A critical rule of outsourcing is that a firm should not outsource "core functions." While this rule is almost universally agreed to by outsourcing experts, the definition of "core" varies considerably between outsourcing experts. In the widest sense, core functions are the most essential functions in your firm, those that are the most critical to revenue. In some cases, core functions may be defined by law, but in most cases it is up to individual firms to define what is core. Likewise, non-core functions are those that are of the lowest value and are the most generic. While there are different definitions in different industries, the translation of this simple statement into a business plan is a very complex process. Few firms, even those that are very superficially similar, will fully agree on the list of core or non-core functions.
To better understand the practical differences between core and non-core, consider how this rule is applied in Legal outsourcing (LPO). LPO is unique because it is a licensed and regulated profession. The functions that are considered to be the practice of law, are illegal for anyone other than a lawyer to perform. These are the functions that are generally considered to be the core functions of a law firm. However, a law firm may even choose to outsource very specific, specialty areas of legal practice (that are to major sources of income, and require specialist lawyers). Generally, though, the outsourcing discussion is about the functions that fall outside of the specific legal definition the "practice of law."

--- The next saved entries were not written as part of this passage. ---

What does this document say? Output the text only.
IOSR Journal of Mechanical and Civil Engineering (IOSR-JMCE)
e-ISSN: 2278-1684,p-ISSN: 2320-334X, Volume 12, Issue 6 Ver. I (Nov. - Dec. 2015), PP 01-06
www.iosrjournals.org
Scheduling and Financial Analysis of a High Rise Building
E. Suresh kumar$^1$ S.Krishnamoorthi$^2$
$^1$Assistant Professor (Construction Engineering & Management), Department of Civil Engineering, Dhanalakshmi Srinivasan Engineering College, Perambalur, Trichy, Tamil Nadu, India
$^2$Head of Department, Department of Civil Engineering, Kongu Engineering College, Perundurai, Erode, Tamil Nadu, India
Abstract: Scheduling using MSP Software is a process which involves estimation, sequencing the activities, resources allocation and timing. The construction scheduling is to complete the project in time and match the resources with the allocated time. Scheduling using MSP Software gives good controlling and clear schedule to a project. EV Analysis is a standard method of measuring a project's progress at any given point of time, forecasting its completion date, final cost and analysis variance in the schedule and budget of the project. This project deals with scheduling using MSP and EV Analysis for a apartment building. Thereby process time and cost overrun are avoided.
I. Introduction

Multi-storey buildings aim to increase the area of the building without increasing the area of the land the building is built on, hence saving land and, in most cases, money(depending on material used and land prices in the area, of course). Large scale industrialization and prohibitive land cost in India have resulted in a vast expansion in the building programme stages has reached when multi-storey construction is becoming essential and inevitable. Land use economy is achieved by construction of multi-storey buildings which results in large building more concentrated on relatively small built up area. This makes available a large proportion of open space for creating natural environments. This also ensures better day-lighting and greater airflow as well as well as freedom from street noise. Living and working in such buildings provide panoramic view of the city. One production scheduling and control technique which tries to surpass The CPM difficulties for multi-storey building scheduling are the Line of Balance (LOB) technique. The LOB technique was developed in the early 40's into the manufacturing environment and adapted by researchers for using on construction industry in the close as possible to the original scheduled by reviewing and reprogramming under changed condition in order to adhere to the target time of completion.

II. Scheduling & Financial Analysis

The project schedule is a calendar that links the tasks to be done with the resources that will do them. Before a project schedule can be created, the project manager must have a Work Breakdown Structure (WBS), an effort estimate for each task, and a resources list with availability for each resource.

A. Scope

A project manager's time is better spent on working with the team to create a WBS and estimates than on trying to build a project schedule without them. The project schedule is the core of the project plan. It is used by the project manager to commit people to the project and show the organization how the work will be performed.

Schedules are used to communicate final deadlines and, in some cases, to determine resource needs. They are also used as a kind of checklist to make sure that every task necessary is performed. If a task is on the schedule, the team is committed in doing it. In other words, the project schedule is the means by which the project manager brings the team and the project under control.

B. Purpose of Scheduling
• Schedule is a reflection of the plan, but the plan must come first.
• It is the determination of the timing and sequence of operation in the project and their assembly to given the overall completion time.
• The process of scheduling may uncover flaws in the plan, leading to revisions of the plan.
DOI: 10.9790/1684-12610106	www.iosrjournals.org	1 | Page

Core legal functions... the practice of law... is generally considered to be the set of functions that occur in the representation of clients, for a fee, in the courts. However, the majority of work within a law firm or legal department is not time spent in court. Answering phones, filing away emails, filling out general office paperwork... the same sort of administrative work performed in any firm... is generally agreed to be non-core. Even creating a very basic contract by filling out a template, generally does not require a lawyer (except for review of the final product). However, every firm has a slightly different definition of when a contract can be built from a template by a non-lawyer and when it should be hand-crafted by a lawyer. The difference in definition greatly impacts how much work is core and non-core.